In Brussels in particular, the Regulation System was seen as especially well managed, and was studied by foreign delegations as a role model for other countries. The system was managed by the city authorities and the city Police, who regularly inspected the registered brothels to ensure that they were managed in accordance with the rules, and had the authority to arrest and judge the prostitutes who broke the rules.

In the mid-19th century, however, the system was in crisis in Brussels. The number of registered brothels in Brussels was shrinking, and by 1876, there were only one dozen registered first-class brothels left in Brussels, and no second or third-class brothels left.

The shrinking number of brothels in Brussels concerned the authorities because it undermined the Regulation System, which was seen as a way to control prostitution, which was otherwise assumed to take place in secrecy outside of the control of the authorities. Police Commissioner Laeners was informed by the registered brothel owners that they were being met with competition from illegal brothels who were able to offer under age prostitutes, while the registered brothels had to follow the law, which banned any woman under the age of 21 to register as a prostitute in a brothel. When a reform in the Regulation System was introduced in August 1877, Laeners successfully suggested that the authorities turn a blind eye to under age workers in the brothels, provided that they were already prostitutes when they arrived.

Between January 1878, when the new law was put in force, and January 1880, at least forty women under 21 are estimated to have worked in the Brussels brothels. Women from countries that followed the Regulation System, such as Belgium, France, Germany and The Netherlands, were able to provide the registration officials with genuine certifications that while they were under 21, they were already prostitutes before entering the brothel, which made them legal.

British girls became a different matter for several reasons. In Britain, the age of consent was twelve and many girls of that age were active in the sex trade in London, which made them sought after in Brussels. However, there were no national Regulation System in Britain, which meant that British girls under 21 were not able to provide the Belgian authorities with a certificate that they were already prostitutes when they arrived in Belgium, which made it illegal for Belgian brothel owners to employ them.

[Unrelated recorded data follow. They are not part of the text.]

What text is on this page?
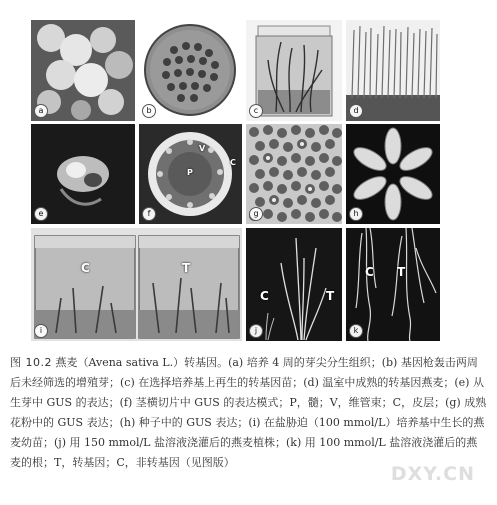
a	b	c	d
e
V
C
P
f	g	h
C	T
i
C	T
j
C T
k
图 10.2 燕麦（Avena sativa L.）转基因。(a) 培养 4 周的芽尖分生组织；(b) 基因枪轰击两周后未经筛选的增殖芽；(c) 在选择培养基上再生的转基因苗；(d) 温室中成熟的转基因燕麦；(e) 从生芽中 GUS 的表达；(f) 茎横切片中 GUS 的表达模式；P，髓；V，维管束；C，皮层；(g) 成熟花粉中的 GUS 表达；(h) 种子中的 GUS 表达；(i) 在盐胁迫（100 mmol/L）培养基中生长的燕麦幼苗；(j) 用 150 mmol/L 盐溶液浇灌后的燕麦植株；(k) 用 100 mmol/L 盐溶液浇灌后的燕麦的根；T，转基因；C，非转基因（见图版）
DXY.CN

At least ten under-aged girls were registered in the Brussels brothels during this time period; in at least one confirmed case, the girl was not only claimed to be older than she was but was later proved to have been forced against her will. All women employed at the brothels were assumed to be there voluntarily, and it was formally illegal to force anyone to work there.

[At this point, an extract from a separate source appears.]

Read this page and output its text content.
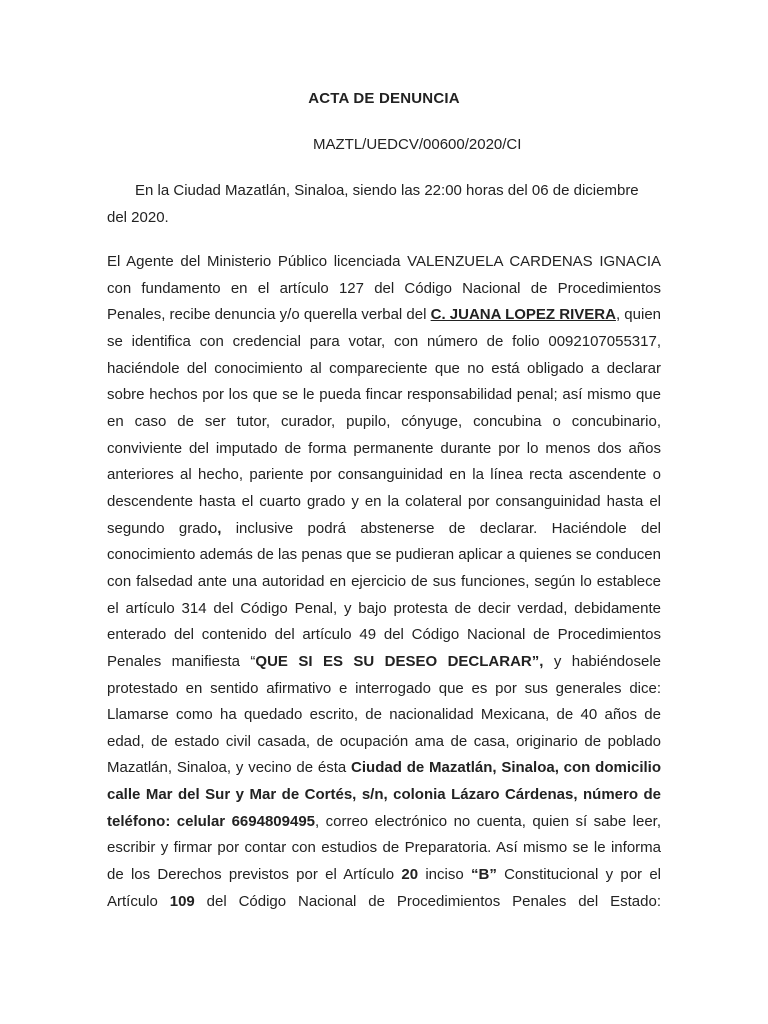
ACTA DE DENUNCIA
MAZTL/UEDCV/00600/2020/CI
En la Ciudad Mazatlán, Sinaloa, siendo las 22:00 horas del 06 de diciembre del 2020.
El Agente del Ministerio Público licenciada VALENZUELA CARDENAS IGNACIA con fundamento en el artículo 127 del Código Nacional de Procedimientos Penales, recibe denuncia y/o querella verbal del C. JUANA LOPEZ RIVERA, quien se identifica con credencial para votar, con número de folio 0092107055317, haciéndole del conocimiento al compareciente que no está obligado a declarar sobre hechos por los que se le pueda fincar responsabilidad penal; así mismo que en caso de ser tutor, curador, pupilo, cónyuge, concubina o concubinario, conviviente del imputado de forma permanente durante por lo menos dos años anteriores al hecho, pariente por consanguinidad en la línea recta ascendente o descendente hasta el cuarto grado y en la colateral por consanguinidad hasta el segundo grado, inclusive podrá abstenerse de declarar. Haciéndole del conocimiento además de las penas que se pudieran aplicar a quienes se conducen con falsedad ante una autoridad en ejercicio de sus funciones, según lo establece el artículo 314 del Código Penal, y bajo protesta de decir verdad, debidamente enterado del contenido del artículo 49 del Código Nacional de Procedimientos Penales manifiesta “QUE SI ES SU DESEO DECLARAR”, y habiéndosele protestado en sentido afirmativo e interrogado que es por sus generales dice: Llamarse como ha quedado escrito, de nacionalidad Mexicana, de 40 años de edad, de estado civil casada, de ocupación ama de casa, originario de poblado Mazatlán, Sinaloa, y vecino de ésta Ciudad de Mazatlán, Sinaloa, con domicilio calle Mar del Sur y Mar de Cortés, s/n, colonia Lázaro Cárdenas, número de teléfono: celular 6694809495, correo electrónico no cuenta, quien sí sabe leer, escribir y firmar por contar con estudios de Preparatoria. Así mismo se le informa de los Derechos previstos por el Artículo 20 inciso “B” Constitucional y por el Artículo 109 del Código Nacional de Procedimientos Penales del Estado:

The working conditions in the brothels of Brussels were described as miserable: the women were not given proper clothing but were forced to spend their days wearing night gowns; they were not allowed to say no to any client, and the brothel owner often took all their money with the argument that the girl had to repay the money the brothel owner had paid to get her to Belgium, before they were given any salary or be allowed to leave the brothel; the brothel owner would also sell them on to other brothel owners.

===The case ===
In the autumn of 1879, a British businessman visited Brussels and was offered to buy sex from a nineteen-year-old British woman, who told him that she had been kidnapped in London. The businessman returned to Britain and informed a middleman, who repeated the story to the abolitionist Quaker Alfred Dyer. In the company of the Quaker George Gillet and Mary Steward of the LNA, Dyer visited Brussels and interviewed prostitutes, assisted by the Swiss clergyman Léonard Anet and the Belgian lawyer Alexis Splingard.

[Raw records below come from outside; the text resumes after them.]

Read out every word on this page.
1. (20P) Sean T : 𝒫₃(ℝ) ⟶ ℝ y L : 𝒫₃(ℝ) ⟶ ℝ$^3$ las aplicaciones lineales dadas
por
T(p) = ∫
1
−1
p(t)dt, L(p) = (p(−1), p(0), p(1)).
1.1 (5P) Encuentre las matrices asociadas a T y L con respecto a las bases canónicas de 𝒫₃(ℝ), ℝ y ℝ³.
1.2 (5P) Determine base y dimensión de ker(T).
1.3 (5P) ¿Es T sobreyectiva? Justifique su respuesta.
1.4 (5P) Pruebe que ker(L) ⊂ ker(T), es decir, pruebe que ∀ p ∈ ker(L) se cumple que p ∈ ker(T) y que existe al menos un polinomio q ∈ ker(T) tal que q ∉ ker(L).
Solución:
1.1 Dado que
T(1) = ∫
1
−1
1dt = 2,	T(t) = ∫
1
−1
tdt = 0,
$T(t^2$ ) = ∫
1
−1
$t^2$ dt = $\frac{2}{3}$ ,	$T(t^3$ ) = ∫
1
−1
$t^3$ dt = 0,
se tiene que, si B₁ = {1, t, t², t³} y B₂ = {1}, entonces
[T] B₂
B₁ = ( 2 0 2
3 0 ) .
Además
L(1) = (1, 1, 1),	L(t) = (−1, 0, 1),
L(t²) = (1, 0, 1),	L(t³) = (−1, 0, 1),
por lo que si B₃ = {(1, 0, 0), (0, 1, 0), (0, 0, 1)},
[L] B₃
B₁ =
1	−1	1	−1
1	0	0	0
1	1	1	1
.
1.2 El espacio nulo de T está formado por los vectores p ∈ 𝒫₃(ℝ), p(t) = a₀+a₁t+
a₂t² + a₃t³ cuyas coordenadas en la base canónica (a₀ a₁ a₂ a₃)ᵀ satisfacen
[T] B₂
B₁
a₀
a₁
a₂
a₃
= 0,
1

They collected a number of testimonies that formed the image, that there was an ongoing traffic, in which Belgian brothel owners imported underage girls and women between the ages of 13 and 21 from Britain to Brussels, and provided the Belgian police with false birth certificates stating that the girls and women were over the age of 21; the victims typically came voluntarily but under the impression that they were to be given a well-paid domestic job or even marriage, but on their arrival, they were beaten, starved and forced to work in the brothels.

An important initial case was that of the nineteen-year-old Adeline Tanner, who stated that she had been kidnapped from London by the Belgian brothel owner Eduoard Roger in September 1879.

Several girls were assisted by Steward to escape to Britain, where they were taken care of by abolitionist leader Josephine Butler in Liverpool. Josephine Butler published the information provided by Dyer in the article "The Modern Slave Trade" in the Shield 1 May 1880. The affair attracted great public attention, and a commission was formed on 5 August to address the allegations that British girls were kidnapped to work in brothels in Brussels. Among the members of the commission were Benjamin Schott, chamberlain of the City of London. The commission demanded that the government intervene and investigate the matter via the foreign minister Lord Granville.

When Josephine Butler visited Brussels, she presented the accusations to the mayor and authorities of Brussels. During her visit, she was also approached by the Belgian detective De Rudder, who informed her of the complicity of Police Commissioner Lenaers and of Schroeder, the official of the registered prostitution office.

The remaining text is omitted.